I've tried to use Dan Tow's tuning method
Who? What?
> and created all the right
indexes from his diagraming method, but the query still performs quite slow both inside the application and just inside pgadmin III. Can anyone be kind enough to help me tune it so that it performs better in postgres? I don't think it's using the right indexes, or maybe postgres needs special treatment.
I've converted the below query to SQL from a Hibernate query, so the syntax is probably not perfect but it's semantics are exactly the same. I've done so by looking at the source code, but I can't run it to get the exact SQL since I don't have the database on my home machine.
Hibernate is a java thing, no? It'd be helpful to have the actual SQL the hibernate class (or whatever) generates. One of the problems with SQL is that you can have multiple ways to get the same results and it's not always possible for the planner to convert from one to the other.
Anyway, people will want to see EXPLAIN ANALYSE for the query in question. Obviously, make sure you've vacuumed and analysed the tables in question recently.

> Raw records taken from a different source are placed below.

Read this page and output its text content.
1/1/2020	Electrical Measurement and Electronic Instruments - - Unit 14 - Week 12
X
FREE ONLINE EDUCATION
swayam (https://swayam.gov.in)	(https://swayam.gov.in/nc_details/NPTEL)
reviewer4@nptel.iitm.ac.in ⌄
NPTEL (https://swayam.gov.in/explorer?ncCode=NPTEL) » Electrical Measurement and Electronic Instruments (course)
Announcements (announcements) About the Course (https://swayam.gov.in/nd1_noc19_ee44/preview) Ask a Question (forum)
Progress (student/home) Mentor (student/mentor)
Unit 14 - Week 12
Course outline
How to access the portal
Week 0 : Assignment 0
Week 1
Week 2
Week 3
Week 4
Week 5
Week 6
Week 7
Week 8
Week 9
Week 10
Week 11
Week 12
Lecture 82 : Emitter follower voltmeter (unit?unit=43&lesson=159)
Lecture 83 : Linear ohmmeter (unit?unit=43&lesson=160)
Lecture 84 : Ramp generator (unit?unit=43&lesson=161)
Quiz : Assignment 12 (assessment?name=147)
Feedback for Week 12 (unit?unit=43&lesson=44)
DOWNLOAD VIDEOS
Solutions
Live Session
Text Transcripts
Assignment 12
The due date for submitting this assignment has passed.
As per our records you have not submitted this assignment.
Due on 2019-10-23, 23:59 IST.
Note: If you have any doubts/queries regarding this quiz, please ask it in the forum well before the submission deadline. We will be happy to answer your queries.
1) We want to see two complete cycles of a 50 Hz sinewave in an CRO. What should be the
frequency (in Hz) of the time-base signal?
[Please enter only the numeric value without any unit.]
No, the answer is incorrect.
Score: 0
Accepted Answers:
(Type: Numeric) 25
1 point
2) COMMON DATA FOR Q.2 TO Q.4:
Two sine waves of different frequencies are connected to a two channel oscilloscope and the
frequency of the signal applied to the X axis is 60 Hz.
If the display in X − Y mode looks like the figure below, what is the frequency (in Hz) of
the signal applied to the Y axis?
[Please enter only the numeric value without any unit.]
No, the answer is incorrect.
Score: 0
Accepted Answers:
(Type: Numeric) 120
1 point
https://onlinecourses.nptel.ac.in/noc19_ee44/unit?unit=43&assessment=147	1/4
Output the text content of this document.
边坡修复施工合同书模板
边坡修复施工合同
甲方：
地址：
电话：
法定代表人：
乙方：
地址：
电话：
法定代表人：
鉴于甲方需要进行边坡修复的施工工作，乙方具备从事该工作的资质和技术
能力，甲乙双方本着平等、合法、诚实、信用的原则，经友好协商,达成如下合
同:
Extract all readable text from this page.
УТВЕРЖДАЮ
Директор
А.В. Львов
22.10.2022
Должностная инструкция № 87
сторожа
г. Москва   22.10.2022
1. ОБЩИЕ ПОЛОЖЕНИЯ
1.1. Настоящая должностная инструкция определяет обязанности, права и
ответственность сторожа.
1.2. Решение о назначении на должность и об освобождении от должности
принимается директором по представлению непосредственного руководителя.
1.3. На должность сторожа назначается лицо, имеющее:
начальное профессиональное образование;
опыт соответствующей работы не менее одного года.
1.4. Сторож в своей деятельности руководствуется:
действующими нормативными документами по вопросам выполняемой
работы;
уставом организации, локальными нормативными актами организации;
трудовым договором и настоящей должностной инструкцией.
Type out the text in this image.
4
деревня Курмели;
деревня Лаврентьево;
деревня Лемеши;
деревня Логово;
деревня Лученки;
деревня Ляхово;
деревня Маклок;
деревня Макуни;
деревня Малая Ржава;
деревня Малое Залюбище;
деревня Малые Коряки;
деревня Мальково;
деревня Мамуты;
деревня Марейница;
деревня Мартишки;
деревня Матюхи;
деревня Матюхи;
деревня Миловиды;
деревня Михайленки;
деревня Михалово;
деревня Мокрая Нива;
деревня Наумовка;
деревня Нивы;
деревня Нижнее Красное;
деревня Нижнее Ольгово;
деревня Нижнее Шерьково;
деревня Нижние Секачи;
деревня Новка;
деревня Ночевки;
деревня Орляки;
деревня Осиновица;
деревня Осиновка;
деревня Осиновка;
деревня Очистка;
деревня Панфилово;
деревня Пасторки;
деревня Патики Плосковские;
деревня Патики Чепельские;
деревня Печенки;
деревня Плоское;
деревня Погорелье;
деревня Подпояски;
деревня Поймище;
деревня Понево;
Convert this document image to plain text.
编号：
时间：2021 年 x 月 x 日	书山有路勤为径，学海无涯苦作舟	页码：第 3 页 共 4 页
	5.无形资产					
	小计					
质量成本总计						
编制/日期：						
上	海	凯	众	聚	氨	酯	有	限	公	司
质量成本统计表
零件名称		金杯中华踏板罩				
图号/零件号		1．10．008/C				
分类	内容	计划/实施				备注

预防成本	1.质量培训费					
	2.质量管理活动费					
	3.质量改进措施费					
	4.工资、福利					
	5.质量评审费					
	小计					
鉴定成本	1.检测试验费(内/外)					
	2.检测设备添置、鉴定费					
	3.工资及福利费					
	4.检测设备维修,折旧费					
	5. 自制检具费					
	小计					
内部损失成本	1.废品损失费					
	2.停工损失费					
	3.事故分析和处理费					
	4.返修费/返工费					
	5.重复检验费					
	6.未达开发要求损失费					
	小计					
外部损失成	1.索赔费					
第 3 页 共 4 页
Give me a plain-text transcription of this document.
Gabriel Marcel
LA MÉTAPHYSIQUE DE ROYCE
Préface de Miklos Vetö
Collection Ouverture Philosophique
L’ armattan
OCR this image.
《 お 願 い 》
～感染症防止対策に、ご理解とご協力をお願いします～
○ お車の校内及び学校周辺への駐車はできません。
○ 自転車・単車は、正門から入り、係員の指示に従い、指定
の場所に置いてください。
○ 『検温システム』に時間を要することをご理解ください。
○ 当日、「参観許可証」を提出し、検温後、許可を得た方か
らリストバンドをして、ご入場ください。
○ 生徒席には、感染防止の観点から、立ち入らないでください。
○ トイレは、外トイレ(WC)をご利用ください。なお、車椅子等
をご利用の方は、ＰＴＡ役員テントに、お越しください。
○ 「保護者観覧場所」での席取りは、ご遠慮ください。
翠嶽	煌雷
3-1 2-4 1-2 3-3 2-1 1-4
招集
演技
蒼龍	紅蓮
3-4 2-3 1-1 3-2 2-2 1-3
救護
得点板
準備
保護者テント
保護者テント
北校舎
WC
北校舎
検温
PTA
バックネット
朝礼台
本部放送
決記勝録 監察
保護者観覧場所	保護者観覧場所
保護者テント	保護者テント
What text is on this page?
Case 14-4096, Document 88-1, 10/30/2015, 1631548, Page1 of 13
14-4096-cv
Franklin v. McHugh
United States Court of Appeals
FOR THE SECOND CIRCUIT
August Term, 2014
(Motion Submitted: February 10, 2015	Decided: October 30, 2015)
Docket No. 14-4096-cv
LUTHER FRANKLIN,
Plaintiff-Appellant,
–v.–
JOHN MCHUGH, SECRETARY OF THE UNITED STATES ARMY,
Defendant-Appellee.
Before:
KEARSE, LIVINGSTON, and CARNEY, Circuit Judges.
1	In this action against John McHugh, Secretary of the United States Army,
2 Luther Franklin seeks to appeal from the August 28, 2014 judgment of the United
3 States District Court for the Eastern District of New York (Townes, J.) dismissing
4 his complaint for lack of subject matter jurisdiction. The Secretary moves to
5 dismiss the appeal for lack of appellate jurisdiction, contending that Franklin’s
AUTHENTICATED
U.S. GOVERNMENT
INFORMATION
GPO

Oh, and make sure yousay what version of PG you're running.
select s.* from shipment s inner join carrier_code cc on s.carrier_code_id = cc.id inner join carrier c on cc.carrier_id = c.id inner join carrier_to_person ctp on ctp.carrier_id = c.id inner join person p on p.id = ctp.person_id inner join shipment_status cs on s.current_status_id = cs.id inner join release_code rc on cs.release_code_id = rc.id left join shipment_status ss on ss.shipment_id = s.id where p.id = :personId and s.is_purged = false and rc.number = '9' and cs is not null and cs.date >= current_date - 31 order by cs.date desc
1. Why are you quoting the 9 when checking against rc.number? 2. The "cs is not null" doesn't appear to be qualified - which table?
Just assume I have no indexes for the moment because while some of the indexes I made make it work faster, it's still around 250 milliseconds and under heavy load, the query performs very badly (6-7 seconds).
3. If you rewrite the "current_date - 31" as a suitable ago(31) function then you can use an index on cs.date
4. Are you familiar with the configuration setting "join_collapse_limit"?